Sie sind „Harte Knochen“: Seit 30 Jahren trifft sich der Stammtisch einmal im Monat – 20 Jahre davon im Café Schwarz. Früher waren sie alle Filialleiter in bona-Märkten, einer Betriebsleiter in Hohenwestedt. 1984 wurde der Stammtisch gegründet, um einen gemeinsamen Austausch zu pflegen. Die Filialleiter arbeiteten in Geschäften in Itzehoe und Umgebung bis Elmshorn, Kellinghusen und Dithmarschen. „Der Einzelhandel erlebte da eine kleine Rezession, die Privilegien sollten beschnitten werden“, erklärt Jürgen Huß. 1994 wurden die kleinen Läden von Edeka übernommen. Einige der Schlachtermeister verloren dadurch ihre Anstellung und machten sich selbständig.

Heute nutzen sie die gemeinsame Zeit vor allem, um über früher zu sprechen. „Wir freuen uns, wenn wir uns gesund und munter wiedersehen und uns über damals unterhalten können“, sagt Hans-Georg Waage. Von den einst 20 Stammtisch-Teilnehmern sind noch acht geblieben, alle Schlachtermeister. „Das lernt keiner mehr. Wir haben solche Nachwuchssorgen“, meint Jürgen Huß. Heute werde nur zentral geschlachtet.

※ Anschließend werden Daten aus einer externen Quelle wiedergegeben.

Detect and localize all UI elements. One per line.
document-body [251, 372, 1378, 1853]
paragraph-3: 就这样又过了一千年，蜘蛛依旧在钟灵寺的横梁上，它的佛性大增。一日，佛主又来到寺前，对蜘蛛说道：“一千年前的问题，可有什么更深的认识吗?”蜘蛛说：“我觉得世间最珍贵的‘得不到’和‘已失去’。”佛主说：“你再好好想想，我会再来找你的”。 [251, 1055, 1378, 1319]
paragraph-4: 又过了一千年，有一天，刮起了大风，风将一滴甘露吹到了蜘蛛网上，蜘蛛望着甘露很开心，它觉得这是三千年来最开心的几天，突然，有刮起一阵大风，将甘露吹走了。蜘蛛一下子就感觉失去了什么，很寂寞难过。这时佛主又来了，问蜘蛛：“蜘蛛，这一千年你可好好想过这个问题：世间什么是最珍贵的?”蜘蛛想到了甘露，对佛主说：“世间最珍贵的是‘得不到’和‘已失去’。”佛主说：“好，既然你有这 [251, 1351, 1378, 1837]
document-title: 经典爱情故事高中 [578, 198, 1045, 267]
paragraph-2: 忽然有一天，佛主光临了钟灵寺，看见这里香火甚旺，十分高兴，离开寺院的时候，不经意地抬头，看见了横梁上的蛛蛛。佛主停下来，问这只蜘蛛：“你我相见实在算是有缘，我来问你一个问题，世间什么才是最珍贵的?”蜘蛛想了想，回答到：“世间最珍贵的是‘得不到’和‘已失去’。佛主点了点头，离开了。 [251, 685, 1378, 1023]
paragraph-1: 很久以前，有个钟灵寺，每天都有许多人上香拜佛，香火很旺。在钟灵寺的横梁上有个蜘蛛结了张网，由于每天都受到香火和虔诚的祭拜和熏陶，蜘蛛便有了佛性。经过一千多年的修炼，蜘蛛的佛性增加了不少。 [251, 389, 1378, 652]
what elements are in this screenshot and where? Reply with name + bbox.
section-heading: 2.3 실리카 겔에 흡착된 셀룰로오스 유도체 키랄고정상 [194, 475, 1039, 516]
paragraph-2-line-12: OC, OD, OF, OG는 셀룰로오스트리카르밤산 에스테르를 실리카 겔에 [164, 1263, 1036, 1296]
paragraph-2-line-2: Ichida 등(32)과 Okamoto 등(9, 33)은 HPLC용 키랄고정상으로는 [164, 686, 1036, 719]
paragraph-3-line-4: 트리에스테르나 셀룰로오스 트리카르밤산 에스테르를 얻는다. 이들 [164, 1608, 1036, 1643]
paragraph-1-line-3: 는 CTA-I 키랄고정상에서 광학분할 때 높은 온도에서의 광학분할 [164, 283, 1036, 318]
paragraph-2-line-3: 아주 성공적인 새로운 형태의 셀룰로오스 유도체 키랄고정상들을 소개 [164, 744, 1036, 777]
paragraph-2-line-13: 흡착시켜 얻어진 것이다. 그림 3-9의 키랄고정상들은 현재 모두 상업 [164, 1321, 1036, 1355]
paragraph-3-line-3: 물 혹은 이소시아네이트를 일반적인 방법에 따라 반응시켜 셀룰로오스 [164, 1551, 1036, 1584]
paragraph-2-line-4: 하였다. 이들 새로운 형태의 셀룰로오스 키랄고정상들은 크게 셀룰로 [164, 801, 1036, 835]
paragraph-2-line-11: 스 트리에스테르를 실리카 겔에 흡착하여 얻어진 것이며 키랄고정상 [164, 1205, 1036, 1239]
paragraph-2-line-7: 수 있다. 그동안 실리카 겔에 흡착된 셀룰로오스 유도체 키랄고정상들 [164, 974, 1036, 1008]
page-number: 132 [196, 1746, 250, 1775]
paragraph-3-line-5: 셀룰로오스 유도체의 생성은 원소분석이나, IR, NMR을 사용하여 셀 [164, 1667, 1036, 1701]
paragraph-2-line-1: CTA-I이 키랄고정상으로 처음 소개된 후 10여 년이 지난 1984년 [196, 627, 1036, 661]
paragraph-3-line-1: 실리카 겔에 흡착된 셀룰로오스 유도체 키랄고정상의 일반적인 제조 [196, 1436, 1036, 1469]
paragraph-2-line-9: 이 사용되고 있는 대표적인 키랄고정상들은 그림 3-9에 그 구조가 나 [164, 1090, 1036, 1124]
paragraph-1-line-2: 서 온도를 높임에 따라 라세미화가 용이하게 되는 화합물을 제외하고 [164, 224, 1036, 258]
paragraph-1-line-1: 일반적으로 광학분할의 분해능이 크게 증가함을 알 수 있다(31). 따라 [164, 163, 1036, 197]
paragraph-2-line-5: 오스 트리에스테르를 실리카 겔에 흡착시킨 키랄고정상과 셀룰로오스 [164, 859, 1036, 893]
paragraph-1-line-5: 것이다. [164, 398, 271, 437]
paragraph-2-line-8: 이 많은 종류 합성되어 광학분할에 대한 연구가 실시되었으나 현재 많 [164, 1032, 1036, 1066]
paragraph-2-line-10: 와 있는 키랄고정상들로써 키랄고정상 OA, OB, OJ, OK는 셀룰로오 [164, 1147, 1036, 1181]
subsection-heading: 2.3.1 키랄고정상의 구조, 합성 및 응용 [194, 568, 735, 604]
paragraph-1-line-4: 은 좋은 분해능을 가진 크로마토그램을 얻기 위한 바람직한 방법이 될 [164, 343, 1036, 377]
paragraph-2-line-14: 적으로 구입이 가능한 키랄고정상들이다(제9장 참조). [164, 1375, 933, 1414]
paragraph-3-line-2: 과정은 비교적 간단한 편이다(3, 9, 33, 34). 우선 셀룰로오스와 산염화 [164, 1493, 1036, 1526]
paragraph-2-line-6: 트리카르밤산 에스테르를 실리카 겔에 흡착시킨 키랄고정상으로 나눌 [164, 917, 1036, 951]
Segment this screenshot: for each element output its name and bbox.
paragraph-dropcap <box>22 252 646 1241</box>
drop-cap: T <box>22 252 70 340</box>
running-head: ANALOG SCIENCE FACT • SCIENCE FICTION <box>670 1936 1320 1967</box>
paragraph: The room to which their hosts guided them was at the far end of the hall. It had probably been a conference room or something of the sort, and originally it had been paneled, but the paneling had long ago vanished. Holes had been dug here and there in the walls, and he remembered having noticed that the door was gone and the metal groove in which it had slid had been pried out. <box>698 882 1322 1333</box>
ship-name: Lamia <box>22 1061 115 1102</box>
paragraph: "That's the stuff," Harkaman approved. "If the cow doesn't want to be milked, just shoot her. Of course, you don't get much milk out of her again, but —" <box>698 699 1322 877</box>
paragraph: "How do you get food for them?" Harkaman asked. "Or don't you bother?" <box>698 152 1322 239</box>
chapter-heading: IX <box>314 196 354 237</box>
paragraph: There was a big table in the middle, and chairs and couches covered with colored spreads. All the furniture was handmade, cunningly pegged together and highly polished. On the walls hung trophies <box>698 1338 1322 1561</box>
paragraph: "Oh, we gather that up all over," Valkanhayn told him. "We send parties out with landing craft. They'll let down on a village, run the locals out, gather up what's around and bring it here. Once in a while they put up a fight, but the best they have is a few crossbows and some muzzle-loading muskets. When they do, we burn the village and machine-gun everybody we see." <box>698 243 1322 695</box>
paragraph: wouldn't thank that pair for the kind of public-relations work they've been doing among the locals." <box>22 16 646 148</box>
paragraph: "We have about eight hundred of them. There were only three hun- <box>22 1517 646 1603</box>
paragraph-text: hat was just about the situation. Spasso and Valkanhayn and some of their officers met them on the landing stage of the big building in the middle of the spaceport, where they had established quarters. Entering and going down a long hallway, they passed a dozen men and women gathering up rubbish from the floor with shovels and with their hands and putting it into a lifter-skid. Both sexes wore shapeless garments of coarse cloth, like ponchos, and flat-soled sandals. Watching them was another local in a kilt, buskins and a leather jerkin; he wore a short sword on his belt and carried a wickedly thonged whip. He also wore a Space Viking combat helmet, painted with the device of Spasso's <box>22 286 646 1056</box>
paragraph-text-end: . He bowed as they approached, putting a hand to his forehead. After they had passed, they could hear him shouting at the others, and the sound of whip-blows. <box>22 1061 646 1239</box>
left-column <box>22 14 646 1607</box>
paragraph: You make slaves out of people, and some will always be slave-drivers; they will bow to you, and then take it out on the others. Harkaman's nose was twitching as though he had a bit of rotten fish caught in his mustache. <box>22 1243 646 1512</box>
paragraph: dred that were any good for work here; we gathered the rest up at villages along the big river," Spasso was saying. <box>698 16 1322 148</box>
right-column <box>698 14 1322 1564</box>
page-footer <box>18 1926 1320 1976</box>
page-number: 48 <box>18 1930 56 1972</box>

Die alten Werkzeuge haben sie zum 30-jährigen Bestehen mitgebracht. „Das Fleisch kam damals noch in großen Mengen und wurde vor Ort zerlegt“, schildert Reinhard Großmann. Auch die alten Kunden treffen die Teilnehmer hin und wieder. „Es fangen immer so schöne Gespräche an. Die sind ja teilweise an die 100 Jahre alt“, sagt Hans-Georg Waage.